L’Art corporel né dans les années soixante n’a pas fini de retenir l’attention des plasticiens contemporains. C’est ce mouvement artistique déterminant qui permet, aujourd’hui, que de jeunes artistes aient toute latitude pour explorer le corps, la corp humaine et le leur en particulier.
Julia Manches parcourt la surface, l’enveloppe de ce corps pour créer un univers onirique et abstrait que la peau, en apparence lisse, laisse découvrir en l’approchant de plus près.
Plissée, ponctuée, pressée, déformée, grâce à sa souplesse et son élasticité la peau se prête à toutes les tensions. Maquillée, colorée de matières qui diffractent la lumière, elle ouvre des espaces où l’imagination et la rêverie cheminent librement. Les lignes s’entremêlent et s’enroulent, aspirent dans ses spirales et invitent à l’errance. Les bleus tendres doucement irisés s’évanouissent dans la chair et apaisent ; alors que d’autres bleus plus durs s’entrechoquent et glacent ? Les rouges enflamment parfois, éveillent et dynamisent ailleurs.
L’artiste exploite au mieux toute la complexité de cette architecture dermique, elle nous révèle les mystères et les secrets de cette matière vivante et sensible.
Les paysages merveilleux qu’elle crée, convoquent une très large palette d’émotions, les plus nuancées, les plus subtiles.
Les parcours sont, tantôt, d’une grande sensualité, d’une infinie douceur, chaleureux et rassurants, tantôt ils sont étranges curieux et inquiétants et même violents, parfois voire angoissants.
Sur la peau de l’artiste s’inscrit un <<Ailleurs>> tactile d’une grande s’sensibilité, un ailleurs étrange et mystérieux qui trouve sa source dans le rêve et la poésie.
Interface entre l’univers environnant et l’être profond, la peau est porteuse de messages. À la frontière entre l’intérieur et l’extérieure elle révèle le moi profond, exprime ses désirs, ses rejets et affirme son individualité. Le corps, la peau, plus précisément, est en charge d’une communication avec l’Autre.
Mais le travail de Julia Manches est avant tout photographique.
La photographie implique qu’une distance s’est créée entre le corps et l’œil. Cette séparation est fondamentale elle implique par là même que les corps a une affinité particulière avec le médium photographique, en tant que support.
Dans cette recherche plastique, qui rassemble beaucoup de jeunes artistes dans le monde, se révèle le couple intangible corps-photo qui peut être vu comme un passage entre le sensible et l’intelligible.
À l’instar de la pellicule photographique, la peau est territoire où s’exprime et s’imprime la pensée de l’artiste.

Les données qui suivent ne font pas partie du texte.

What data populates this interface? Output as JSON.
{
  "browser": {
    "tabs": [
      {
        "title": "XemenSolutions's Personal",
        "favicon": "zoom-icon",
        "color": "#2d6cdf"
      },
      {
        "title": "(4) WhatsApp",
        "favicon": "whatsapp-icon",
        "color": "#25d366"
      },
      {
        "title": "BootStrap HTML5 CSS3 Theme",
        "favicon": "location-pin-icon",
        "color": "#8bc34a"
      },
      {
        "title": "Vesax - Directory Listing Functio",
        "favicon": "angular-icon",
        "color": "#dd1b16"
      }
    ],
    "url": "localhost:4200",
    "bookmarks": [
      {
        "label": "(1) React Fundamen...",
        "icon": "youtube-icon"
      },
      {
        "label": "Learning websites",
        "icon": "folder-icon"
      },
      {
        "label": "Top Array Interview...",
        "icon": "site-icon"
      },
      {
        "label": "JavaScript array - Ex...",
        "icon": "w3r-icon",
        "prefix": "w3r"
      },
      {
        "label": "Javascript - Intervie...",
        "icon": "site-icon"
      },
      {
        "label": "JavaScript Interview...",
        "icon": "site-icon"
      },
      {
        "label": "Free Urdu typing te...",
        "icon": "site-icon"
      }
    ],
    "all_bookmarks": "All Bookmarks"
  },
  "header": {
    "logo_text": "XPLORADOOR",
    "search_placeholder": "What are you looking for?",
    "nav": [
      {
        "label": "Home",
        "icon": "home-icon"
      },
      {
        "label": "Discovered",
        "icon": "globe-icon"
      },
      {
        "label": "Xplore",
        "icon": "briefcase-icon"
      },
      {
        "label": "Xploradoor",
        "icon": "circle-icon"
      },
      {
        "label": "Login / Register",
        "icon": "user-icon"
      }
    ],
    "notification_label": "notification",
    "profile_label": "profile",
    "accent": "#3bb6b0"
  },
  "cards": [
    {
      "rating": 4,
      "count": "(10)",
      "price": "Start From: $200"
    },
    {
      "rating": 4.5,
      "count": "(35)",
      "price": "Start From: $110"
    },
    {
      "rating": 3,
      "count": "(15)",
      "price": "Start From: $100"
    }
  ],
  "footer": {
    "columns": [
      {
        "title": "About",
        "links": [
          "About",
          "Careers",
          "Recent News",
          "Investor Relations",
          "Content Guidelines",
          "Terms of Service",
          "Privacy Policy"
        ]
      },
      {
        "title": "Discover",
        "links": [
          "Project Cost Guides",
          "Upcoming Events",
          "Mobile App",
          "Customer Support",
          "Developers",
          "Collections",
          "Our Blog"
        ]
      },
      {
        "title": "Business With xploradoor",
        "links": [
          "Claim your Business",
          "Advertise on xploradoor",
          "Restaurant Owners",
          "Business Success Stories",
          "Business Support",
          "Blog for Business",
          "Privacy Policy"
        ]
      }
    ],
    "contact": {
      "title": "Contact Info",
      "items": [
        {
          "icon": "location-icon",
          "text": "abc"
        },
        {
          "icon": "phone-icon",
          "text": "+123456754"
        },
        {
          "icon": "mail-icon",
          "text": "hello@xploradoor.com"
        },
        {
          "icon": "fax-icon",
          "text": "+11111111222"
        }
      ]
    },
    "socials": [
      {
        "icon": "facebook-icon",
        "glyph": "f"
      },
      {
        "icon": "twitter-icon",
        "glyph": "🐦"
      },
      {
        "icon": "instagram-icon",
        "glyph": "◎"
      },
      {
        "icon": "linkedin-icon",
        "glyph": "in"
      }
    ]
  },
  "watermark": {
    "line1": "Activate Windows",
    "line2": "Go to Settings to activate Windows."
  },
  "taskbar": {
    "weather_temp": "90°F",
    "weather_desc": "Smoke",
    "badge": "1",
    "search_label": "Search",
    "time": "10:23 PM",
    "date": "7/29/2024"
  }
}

Il existe une alchimie identitaire entre le corps et la pellicule photographique ; la photo devient une seconde peau. De cette alchimie, du corps photographié se dégage alors l’univers intérieur, l’univers mental de l’artiste, sa pensée.
Cette limitation à la surface permet de mieux sonder la profondeur de l’être.
Dans ce processus d’identification, il faut considérer la notion de distance comme majeure car c’est cette mise à distance du corps qui permet d’agir à égalité avec la photo. C’est-à-dire que l’œil (symbole de la perception intellectuelle) est un organe de la perception visuelle qui sépare le sujet de l’objet. Tout est différent lorsque le corps est perçu directement, lorsque d’autres organes sensoriels sont sollicités.
Avec ces « photographies corporelles », nous sommes en présence de métaphores visuelles qui nous éclairent sur la relation continue et sans limite entre le corps et la photo, entre ce qui est donné à voir, le corps de l’artiste et sa pensée, son monde intérieur.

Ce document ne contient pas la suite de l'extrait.